Estou fazendo drama desse jeito porque acho que uma das trincheiras contra o avanço do presidente treinado para matar está prestes a cair. Falo da Câmara dos Deputados. Aumentam a cada dia as adesões à candidatura do deputado Arthur Lira, o preferido de Bolsonaro, para presidir a Casa. 

E nada de ser definida a candidatura alternativa, apadrinhada pelo grupo que tem à sua frente Rodrigo Maia – o grupo que nestes dois últimos anos impediu que a pauta neandertal dos bolsonarismo prosperasse. Está ficando difícil recuperar o terreno perdido.

Bolsonaro é o tipo de presidente que precisa ser confrontado o tempo todo. É necessário que lhe imponham limites, porque deixado à vontade ele mente e xinga e chuta e morde. E deixa morrer. 

Ontem à noite, ele mentiu descaradamente na internet. Disse que não haveria 13º do Bolsa Família como houve no ano passado, e como ele tinha prometido, porque seus opositores no Congresso bloquearam a medida.

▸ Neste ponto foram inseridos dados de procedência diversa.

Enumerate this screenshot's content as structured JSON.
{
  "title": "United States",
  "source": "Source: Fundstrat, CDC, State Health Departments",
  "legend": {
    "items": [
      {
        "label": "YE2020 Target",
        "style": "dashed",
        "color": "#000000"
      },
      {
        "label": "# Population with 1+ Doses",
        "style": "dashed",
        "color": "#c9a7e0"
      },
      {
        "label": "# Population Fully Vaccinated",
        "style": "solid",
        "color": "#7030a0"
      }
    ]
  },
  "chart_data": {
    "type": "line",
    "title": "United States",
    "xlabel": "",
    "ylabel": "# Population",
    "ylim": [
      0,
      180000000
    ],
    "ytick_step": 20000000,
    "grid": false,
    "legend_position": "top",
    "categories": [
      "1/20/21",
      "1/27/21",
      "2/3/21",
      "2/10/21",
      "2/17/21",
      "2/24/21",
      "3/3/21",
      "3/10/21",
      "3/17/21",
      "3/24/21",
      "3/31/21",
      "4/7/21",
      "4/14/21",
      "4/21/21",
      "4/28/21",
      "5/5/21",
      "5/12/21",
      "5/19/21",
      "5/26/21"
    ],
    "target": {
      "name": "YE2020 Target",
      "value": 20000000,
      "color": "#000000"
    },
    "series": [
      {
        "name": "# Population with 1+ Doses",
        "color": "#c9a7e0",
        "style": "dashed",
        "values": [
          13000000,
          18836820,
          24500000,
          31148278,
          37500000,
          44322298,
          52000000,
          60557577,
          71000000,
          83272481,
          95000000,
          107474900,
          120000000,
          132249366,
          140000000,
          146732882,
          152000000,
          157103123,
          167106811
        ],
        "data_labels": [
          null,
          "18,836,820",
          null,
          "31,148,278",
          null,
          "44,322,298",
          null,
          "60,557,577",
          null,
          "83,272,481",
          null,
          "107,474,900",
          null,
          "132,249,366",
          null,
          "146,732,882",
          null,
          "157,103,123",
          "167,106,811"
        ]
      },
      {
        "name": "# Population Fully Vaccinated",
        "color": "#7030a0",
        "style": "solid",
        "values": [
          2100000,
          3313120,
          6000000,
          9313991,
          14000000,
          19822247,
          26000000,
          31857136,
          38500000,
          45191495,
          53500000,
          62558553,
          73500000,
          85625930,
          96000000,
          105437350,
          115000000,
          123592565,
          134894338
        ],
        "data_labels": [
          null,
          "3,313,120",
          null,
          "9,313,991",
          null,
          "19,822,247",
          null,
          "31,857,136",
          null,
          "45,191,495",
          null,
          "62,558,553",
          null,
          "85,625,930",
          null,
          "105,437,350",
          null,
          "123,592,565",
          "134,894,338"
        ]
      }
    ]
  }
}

Rodrigo Maia reagiu, como fez tantas vezes ao longo desses 24 meses. Obrigou o líder do Governo na Câmara, o deputado Ricardo Barros, a reconhecer que foi o próprio esquadrão bolsonarista que pediu para que a medida não fosse votada, por falta de recursos nos cofres públicos. Obrigou o ministro da Economia Paulo Guedes a confessar, durante uma longa entrevista na manhã de hoje, que seu time trabalhou para que não houvesse 13o, porque dinheiro não há. Dois correligionários de Bolsonaro deixaram sua mentira despida na praça.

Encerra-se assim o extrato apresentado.